Most of the time, they do, but if you live in an extremely humid environment where it’s hot and rainy a lot of the time, then you may experience issues with your humidity dropping more than others who don’t live in these kinds of environments.
Respiratory infections for your leopard gecko aren’t fun to deal with and according to this article here, it’ll likely take a little veterinarian care and some antibiotics in order to clear it up. So before you follow the advice of some other people out there who recommend misting the tank multiple times a day, please don’t.
Humidity levels rising up and then dropping shortly after are normal after misting, but if your tank is constantly humid from too much spraying, your leopard gecko will start to feel the effects of doing that sooner than later.
3. Use Purified Water
A lot of the time after misting, some leopard geckos will lick the water droplets off the sides of the tank or sometimes off of any decorations that you may have in there and because of that, it’s best that you have your misting water purified before spraying it so that you’re not allowing them to drink water that could potentially be contaminated.
There are things in tap water and sometimes even bottled water that can be harmful to your leopard gecko’s health, so by purifying it, you’re ensuring that they’re not being subjected to things that could possibly end up causing them harm.
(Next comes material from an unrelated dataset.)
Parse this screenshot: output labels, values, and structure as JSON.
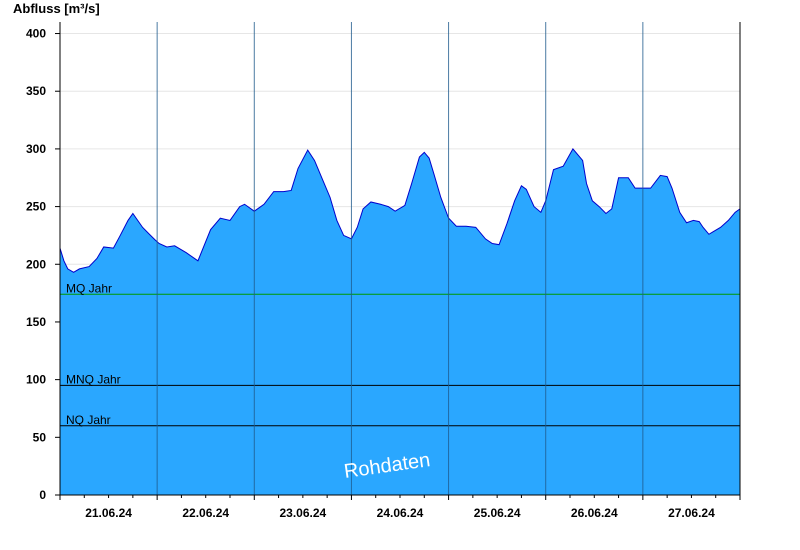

If you’d like to look into some of the chemicals found in tap and bottled water along with ways to purify it, I suggest reading this article here that I wrote.
Bottled water is much safer than tap water but even that has traces of contaminants in it. So for that reason, purifying all your leopard gecko’s water whether it be the water in their dish or in a mister is the best thing that you could possibly do for them before putting it in their tank.
Although unpurified water is unhealthy for us as well, our bodies are a lot less likely to take damage from it due to our much stronger ability to flush out toxins than they can. That said, if unpurified water has the ability to affect our health, then you can only imagine what it can do to a leopard geckos.
So then, do leopard geckos need misting? Leopard geckos themselves don’t technically need to be misted. However, because misting can help in certain situations, it’s important that you have either a spray bottle or misting system like this one on hand so that you can use it whenever you need it.
If it were possible, a lot more owners would mist their tank all throughout the day simply because leopard geckos seem to enjoy it but since we, unfortunately, have to take humidity levels into consideration for the sake of protecting their health, it’s not.
The act of misting their tank itself isn’t the problem, but it’s the rising humidity levels from doing it that can turn it into one. If you’re not already purifying your water, then I recommend you start doing so as soon as possible.
Sink water and bottled water have the potential to carry way more gunk in it than you could probably ever imagine, so filtering it before giving to your gecko will help prolong their life by getting all, or at the very least, most of it out.
If you want your gecko to live a long life and healthy life, then purifying your water from here on out will probably be one of the best things you could ever do for them.